An H-1B applicant may substitute prior work experience in a specialty occupation for part of, or in some instances, the entirety of the requisite education. However, work experience alone will not wholly substitute for a Master's degree or higher. This experience must be in 'progressively responsible positions relating to the specialty.' 

Evidence of qualifying experience can include 'letters from peers and special honors recognition, or authorship of textbooks.' An applicant can also evidence this work experience through an evaluation conducted by a college or accredited agency. USCIS may also determine equivalency through application of the 'three-for-one' rule, by which three years of specialized training and/or work experience may be substituted for each year of college-level education that the beneficiary lacks.

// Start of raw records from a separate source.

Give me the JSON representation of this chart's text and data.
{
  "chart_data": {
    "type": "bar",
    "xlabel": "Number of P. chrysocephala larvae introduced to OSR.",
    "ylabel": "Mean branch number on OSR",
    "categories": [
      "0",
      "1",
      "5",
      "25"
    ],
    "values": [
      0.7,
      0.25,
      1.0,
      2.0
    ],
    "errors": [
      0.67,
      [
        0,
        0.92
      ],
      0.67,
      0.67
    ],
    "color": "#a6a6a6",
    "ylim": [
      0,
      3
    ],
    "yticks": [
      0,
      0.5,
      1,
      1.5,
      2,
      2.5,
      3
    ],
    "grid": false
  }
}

5. Filing an Amended H-1B Petition

If the employer asserts that there has been a significant change in the H1B worker's job role, the H1B petition should reflect those changes, typically with the filing of an amended H1B petition. On April 9, 2015, USCIS’ Administrative Appeal Office (AAO) issued a precedent decision, Matter of Simeio Solutions, LLC (PDF), which held that employers must file amended H-1B petitions when a new Labor Condition Application for Nonimmigrant Workers (LCA) is required due to a change in the H-1B worker’s worksite location. Specifically, the decision stated:

When H-1B employees change their place of employment to a worksite location that requires employers to certify a new Labor Condition Application for Nonimmigrant Workers to the Department of Homeland Security. When there is a material change in the terms and conditions of employment, the petitioner must file an amended or new H−1B petition with the corresponding LCA. This precedent decision represents the USCIS position that employers are required to file an amended petition before placing an H-1B employee at a new worksite. USCIS will accept comments on the below draft guidance for a limited period of time.

You must file an amended H-1B petition if your H-1B employee changed or is going to change his or her place of employment to a worksite location outside of the metropolitan statistical area (MSA), or an “area of intended employment” covered by the existing approved H-1B petition, even if a new LCA is already certified and posted at the new location.

If your H-1B employee is moving to a new job location within the same MSA or area of intended employment a new LCA is not required. Therefore, you do not need to file an amended H-1B petition. However, you must still post the original LCA in the new work location within the same MSA or area of intended employment.

6. Does an Increase in Salary Need H1B Amendment and LCA to Be Filed?

Many employers perform salary reviews at the end of each year, providing raises to employees who have performed well. This is routine, and normally does not require any changes to the H1B petition. However, if the salary increase results in an employee earning well above the offered wage listed in the H1B petition and labor condition application (LCA) currently in place for the worker, the employer should examine whether the employee still actually is working in the same position and performing the same job duties as those described in the H1B petition.

If the individual is working in a higher or different position than what is listed in the H1B petition and underlying LCA, it may be necessary to obtain a new certified LCA and amend the H1B petition. This should be done at the time when material changes in the position occur. However, not all employers have rigid job categories and clear promotional levels. In fact, in some companies, job changes occur over time, in a somewhat informal manner. If this has happened with an H1B worker, salary may be a key indicator of that fact.

USCIS has stated that an increase of wage alone for the same job may not be a substantial change requiring an amended petition. You need to review of your H-1B petition and job description.